# Formatted output

Author: Pavel Agurov, pavel_agurov@epam.com

In this example we will ask model to generate output not just a text, but in XML or JSON format.

The idea of this code is to compare 2 text list and build pairs. To have some explanation we will ask model to provide not only pairs, but score and explanation. It allows us to build not "black box" solution, but have some "inside" from model.

LLM works good with both formats (and also support many other - CSV, YAML). You can make a choise based on your data. For example if you expect long text in the output - XML can be better, because JSON is too fragile and can be easy corrupted during long output.

In [None]:
%pip install openai > /dev/null
%pip install tiktoken > /dev/null
%pip install langchain > /dev/null
%pip install langchain_openai > /dev/null
%pip install langchain_core > /dev/null
%pip install langchain_community > /dev/null
%pip install langchain_text_splitters > /dev/null
%pip install sentence-transformers > /dev/null

## Prompt

First we will build prompt.

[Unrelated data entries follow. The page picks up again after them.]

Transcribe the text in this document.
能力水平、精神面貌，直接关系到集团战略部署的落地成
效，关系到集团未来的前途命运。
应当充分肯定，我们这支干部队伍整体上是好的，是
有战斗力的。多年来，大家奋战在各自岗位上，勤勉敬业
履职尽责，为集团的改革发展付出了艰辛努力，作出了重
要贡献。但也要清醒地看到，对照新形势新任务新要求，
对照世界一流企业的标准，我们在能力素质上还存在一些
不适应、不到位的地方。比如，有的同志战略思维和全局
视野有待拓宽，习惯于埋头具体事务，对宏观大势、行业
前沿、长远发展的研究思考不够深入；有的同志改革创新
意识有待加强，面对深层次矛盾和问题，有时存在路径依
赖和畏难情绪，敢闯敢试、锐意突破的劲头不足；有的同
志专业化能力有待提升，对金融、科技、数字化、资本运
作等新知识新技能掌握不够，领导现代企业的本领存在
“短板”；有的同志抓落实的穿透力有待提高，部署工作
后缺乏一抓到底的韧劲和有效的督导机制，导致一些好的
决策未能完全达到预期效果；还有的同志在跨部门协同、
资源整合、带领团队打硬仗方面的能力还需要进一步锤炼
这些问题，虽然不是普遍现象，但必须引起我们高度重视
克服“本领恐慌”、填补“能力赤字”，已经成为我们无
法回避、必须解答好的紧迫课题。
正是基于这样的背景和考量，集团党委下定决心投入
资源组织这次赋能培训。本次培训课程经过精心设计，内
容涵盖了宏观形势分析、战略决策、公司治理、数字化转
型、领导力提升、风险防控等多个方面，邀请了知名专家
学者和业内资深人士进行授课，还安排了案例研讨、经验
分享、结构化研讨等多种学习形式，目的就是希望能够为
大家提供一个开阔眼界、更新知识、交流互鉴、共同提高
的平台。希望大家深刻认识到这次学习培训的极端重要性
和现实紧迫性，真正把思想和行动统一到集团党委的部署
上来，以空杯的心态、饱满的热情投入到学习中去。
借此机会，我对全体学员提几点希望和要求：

There are many ways how we can create prompt, but in simplest case it's just string with parameters. We will build 2 versions of prompt - with XML output and JSON output.

In [1]:
from langchain_core.prompts import ChatPromptTemplate


COMPARE_PROMPT_TEMPLATE = """
Your task is to find the best pairs between 2 string lists if possible.
If you can't build pair for the item - just say "no pair".
Be sure that you read all items from first list.
Be sure that you check ALL items from second list and found the best fit.

<first_list>
{first_list}
</first_list>

<second_list>
{second_list}
</second_list>

Pair list in XML format:
<paired_list>
  <pair>
    <first_item>first item</first_item>
    <second_item>relevant item if exist or say 'no pair'</second_item>
    <score>score of relevance</score>
    <explanation>explain your decision</explanation>
  </pair>
</paired_list>
"""

xml_prompt = ChatPromptTemplate.from_template(COMPARE_PROMPT_TEMPLATE)

In [2]:
from langchain_core.prompts import ChatPromptTemplate


COMPARE_PROMPT_TEMPLATE = """
Your task is to find the best pairs between 2 string lists if possible.
If you can't build pair for the item - just say "no pair".
Be sure that you read all items from first list.
Be sure that you check ALL items from second list and found the best fit.

<first_list>
{first_list}
</first_list>

<second_list>
{second_list}
</second_list>

Pair list in JSON format:
[
  "pair": {{
    "first_item": "first item",
    "second_item": "relevant item if exist or say 'no pair'",
    "score": score of relevance,
    "explanation": "explain your decision"  
  }}
]

"""

json_prompt = ChatPromptTemplate.from_template(COMPARE_PROMPT_TEMPLATE)

## LLM model

Model should be powerful enough to be able to provide relevant result, but from another side - has reasonable price to make result profitable.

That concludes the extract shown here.